1. Field of the Invention
The present invention generally relates to systems and methods for cooling and climate control of an offshore wind turbine, and more particularly to systems and methods to cool the air inside the nacelle and the heat generating components of an offshore wind turbine, such as the drivetrain, the electrical generator, the converter, and the transformer. It is noted that although the wind turbine cooling and climate control system of the present invention is preferably directed to an offshore installation, it can also be used in an onshore installation.
2. Related Art
A wind turbine converts the kinetic energy of the wind into electrical energy through its rotor, drivetrain, electrical generator, and converter. An electrical transformer converts the low voltage output from the converter into a high voltage output before the output is sent to the substation at the wind farm. The wind turbine nacelle houses these mechanical and electrical components, namely, the drivetrain, the electrical generator, the converter and the transformer (usually located in the nacelle to reduce the power loss due to low voltage electrical transmission). The nacelle also houses the components of the hydraulic system needed for blade pitching and nacelle yawing.

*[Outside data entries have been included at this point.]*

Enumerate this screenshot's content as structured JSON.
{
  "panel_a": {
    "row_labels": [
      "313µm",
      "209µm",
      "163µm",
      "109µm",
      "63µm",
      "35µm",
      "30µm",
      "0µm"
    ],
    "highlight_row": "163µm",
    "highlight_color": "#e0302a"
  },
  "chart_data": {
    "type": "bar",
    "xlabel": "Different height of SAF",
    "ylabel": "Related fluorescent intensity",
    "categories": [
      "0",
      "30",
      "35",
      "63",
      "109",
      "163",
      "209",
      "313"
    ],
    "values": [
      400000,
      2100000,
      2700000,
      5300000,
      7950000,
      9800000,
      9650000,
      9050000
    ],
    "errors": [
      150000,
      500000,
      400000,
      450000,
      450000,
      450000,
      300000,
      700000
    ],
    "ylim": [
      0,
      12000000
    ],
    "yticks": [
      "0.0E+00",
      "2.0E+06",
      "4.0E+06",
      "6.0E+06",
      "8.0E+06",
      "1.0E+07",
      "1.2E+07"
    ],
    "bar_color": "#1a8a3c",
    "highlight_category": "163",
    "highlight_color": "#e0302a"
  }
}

These components generate a significant amount of heat while the wind turbine is operating. For their protection and their efficient operation, the heat generated by these components has to be continuously removed. This is typically done by circulating a coolant such as a mixture of ethylene glycol and water through the heat exchangers built into these components. The coolant then transports the heat from these components and dissipates it to the ambient air with the help of air-cooled radiators mounted on the outside of the nacelle.
In addition to dissipating heat to the coolant, the heat generating components of the wind turbine also dissipate a significant amount of heat from their outer surfaces to the air inside the nacelle. Moreover, components such as the transformer dissipate the heat primarily to the surrounding air. Thus, the air inside the nacelle needs to be either continuously replaced by fresh cooler air (an open airflow system) or cooled and re-circulated (a closed airflow system).
In a wind turbine with an open airflow system, the cooler ambient air usually enters through one or more inlets at the nacelle bottom and flows through the nacelle, thus removing heat from the outer surfaces of the heat generating components. The warmer air exits the nacelle to the outside through one or more outlets at the nacelle top. The fans, typically located either at the inlets or the outlets, and other airflow control devices such as vanes help regulate the airflow through the nacelle and, thus, over the heat generating components.
In a turbine with a closed airflow system, the warmer air inside the nacelle is transported to outside the nacelle or to the tower bottom and cooled through a chiller or through an air-to-air heat exchanger and the cooler air is re-circulated through the nacelle. Fans or blowers and other flow control devices help circulate and regulate the airflow through the nacelle.
Thus, the wind turbine climate control system (a general term that refers to all the components associated with the airflow and maintaining the air temperature) helps cool the heat generating components of the turbine by regulating the nacelle air temperature. An open airflow system is typically more economical and simpler to use than a closed airflow system, and, therefore, it is generally used in onshore wind turbines.